Marc's Bower

Marc Jones

Language teaching, higher education in Japan and the factors that affect it.

Comment welcomed and all stuff works in progress.

(Lou) Just to say Marc that I'm really looking forward to hearing your thoughts from a Japanese perspective. International Bowerbird!

Critical Pedagogy Idea (abstract for a journal article proposal)


Reflections on using a self-determined learning (cite) and open pedagogy (cite) model with learners in a private Japanese university. The context is a ‘Language and Culture’ course within a Global Communication (English) course, where learners from overseas join a class where the classroom language is L2 English and the majority of the learners are L1 speakers of Japanese. I, the instructor-reporter, have decided to forego a simple, ‘politically neutral’ course that looks wholly at Eurocentric cultural issues or at English as a Lingua Franca purely for neoliberal purposes; rather, he has taken up structuralist and post-structuralist thoughts on language in order for learners to examine their attitudes and beliefs about language, it's purpose for them within society and within communities, how they interact with racio-linguistic prescriptivism within an undergraduate language programme, and how they engage critically with multilingualism as individuals within global capitalism.
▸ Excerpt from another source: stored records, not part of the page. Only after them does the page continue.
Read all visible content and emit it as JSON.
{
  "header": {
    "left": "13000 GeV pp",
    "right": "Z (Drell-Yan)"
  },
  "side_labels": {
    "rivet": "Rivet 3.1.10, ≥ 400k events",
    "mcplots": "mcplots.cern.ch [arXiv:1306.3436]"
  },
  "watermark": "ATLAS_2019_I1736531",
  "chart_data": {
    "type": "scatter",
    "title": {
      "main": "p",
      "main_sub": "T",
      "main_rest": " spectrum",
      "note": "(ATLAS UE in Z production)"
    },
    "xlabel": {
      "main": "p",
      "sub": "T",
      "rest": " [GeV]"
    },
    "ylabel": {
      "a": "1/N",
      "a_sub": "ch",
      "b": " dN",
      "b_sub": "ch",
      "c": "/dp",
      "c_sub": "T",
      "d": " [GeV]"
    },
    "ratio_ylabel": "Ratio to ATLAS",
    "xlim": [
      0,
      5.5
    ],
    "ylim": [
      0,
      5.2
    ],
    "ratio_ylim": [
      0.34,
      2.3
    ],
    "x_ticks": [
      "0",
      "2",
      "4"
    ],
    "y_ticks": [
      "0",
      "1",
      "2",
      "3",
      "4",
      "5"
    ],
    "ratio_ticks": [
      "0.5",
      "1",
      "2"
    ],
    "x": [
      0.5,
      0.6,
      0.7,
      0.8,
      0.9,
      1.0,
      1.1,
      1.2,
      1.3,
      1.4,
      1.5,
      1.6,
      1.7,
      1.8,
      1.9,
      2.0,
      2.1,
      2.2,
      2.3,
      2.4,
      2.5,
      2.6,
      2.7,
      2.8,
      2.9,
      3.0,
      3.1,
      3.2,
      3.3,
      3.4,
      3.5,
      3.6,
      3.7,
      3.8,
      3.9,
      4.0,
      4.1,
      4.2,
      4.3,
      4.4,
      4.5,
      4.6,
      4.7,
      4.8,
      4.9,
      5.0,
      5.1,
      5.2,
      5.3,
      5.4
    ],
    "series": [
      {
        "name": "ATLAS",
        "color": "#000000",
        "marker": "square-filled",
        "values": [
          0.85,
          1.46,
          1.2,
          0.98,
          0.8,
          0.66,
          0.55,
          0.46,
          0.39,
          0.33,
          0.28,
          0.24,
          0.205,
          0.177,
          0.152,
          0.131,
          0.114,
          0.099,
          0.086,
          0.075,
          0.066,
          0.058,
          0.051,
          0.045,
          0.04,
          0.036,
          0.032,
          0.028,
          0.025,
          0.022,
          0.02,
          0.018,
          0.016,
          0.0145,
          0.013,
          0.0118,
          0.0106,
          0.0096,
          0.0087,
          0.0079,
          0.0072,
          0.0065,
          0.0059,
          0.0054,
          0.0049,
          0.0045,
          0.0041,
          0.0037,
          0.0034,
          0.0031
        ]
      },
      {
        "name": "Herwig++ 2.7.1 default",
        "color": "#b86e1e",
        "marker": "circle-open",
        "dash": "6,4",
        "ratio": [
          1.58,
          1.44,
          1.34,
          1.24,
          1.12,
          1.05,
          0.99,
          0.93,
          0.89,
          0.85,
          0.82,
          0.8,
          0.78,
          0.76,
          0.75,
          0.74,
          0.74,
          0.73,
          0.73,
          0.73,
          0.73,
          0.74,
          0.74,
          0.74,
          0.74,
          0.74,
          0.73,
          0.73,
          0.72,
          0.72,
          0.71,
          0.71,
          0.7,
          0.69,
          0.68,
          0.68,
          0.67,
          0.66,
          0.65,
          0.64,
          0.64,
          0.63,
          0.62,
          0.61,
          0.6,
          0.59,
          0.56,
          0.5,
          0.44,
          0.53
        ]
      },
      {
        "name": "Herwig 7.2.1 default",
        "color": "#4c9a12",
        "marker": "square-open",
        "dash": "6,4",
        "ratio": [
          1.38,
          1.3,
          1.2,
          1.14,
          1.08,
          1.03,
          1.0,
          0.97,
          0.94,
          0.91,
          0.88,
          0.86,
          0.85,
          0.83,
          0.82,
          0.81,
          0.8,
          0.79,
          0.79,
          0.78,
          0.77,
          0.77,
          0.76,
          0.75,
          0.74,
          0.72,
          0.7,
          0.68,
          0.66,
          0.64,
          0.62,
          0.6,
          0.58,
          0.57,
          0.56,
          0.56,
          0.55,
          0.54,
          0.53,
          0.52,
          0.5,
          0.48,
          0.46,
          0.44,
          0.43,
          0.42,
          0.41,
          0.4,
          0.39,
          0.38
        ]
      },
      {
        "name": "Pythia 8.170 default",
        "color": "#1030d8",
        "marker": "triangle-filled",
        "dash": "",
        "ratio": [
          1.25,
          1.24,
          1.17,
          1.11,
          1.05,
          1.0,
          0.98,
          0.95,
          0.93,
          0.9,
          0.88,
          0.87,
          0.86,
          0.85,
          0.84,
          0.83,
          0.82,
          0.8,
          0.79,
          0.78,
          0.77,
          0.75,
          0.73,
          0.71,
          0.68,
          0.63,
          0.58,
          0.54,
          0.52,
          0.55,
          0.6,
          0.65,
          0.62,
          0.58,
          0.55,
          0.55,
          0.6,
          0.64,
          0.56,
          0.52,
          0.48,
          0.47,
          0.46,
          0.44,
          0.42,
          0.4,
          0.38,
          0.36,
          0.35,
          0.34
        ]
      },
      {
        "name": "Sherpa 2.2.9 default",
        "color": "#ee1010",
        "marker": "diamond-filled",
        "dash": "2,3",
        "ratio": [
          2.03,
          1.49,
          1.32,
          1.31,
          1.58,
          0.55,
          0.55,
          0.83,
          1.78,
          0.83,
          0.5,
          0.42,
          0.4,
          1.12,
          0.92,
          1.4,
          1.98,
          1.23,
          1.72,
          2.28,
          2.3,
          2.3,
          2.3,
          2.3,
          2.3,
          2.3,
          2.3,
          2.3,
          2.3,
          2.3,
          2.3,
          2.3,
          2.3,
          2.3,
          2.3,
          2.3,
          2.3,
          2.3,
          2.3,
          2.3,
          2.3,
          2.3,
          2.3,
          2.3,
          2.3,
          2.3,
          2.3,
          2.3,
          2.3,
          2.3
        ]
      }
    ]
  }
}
For many learners it is the first time that they have been tasked with engaging critically with both their own culture as well as calling into question the ontology of ‘English-speaking culture’ and ‘global communication’, as opposed to consumption of cultural source material which provides little opportunity for construction or seizure of cultural capital (Bourdieu, 1982). Additionally, it is the first time for many of the learners to engage with studies where the banking model (Freire, 1982?) is avoided, while cooperative group work is used not as a classroom convenience but as a model for scaffolding change within individuals.


I reflect upon the successes, failures, affordances and obstacles within the course and the ways in which the learners have chosen to (dis)engage with examinations of English L2 extrinsic motivational factors (Dörnyei, 2013?) and neoliberal discourses regarding ELF.


Comments

Love it Marc - can't wait to read and find out more. I have a (much more shallow) experience of going to India on a sort of mini lecture tour - fun at first and then after a while my critical sense kicked in and I started to think, what am I doing here? Playing into uncritical acceptance of English as a linguafranca with young people on undergraduate programmes who thought they'd get work at Western universities. They'd been sold something at these expensive private universities which wasn't true...


Hi (Sarah). I love the way your idea supports students to consider language as a cultural construct - and it is hugely interesting - it makes me consider from my own perspective how international students might consider their acquisition of (English) language works in relation to wider ideas of cultural capital - is English still needed in a world of google translate? If not, why is it still a global language of import? Hugely interesting - I hope you write more.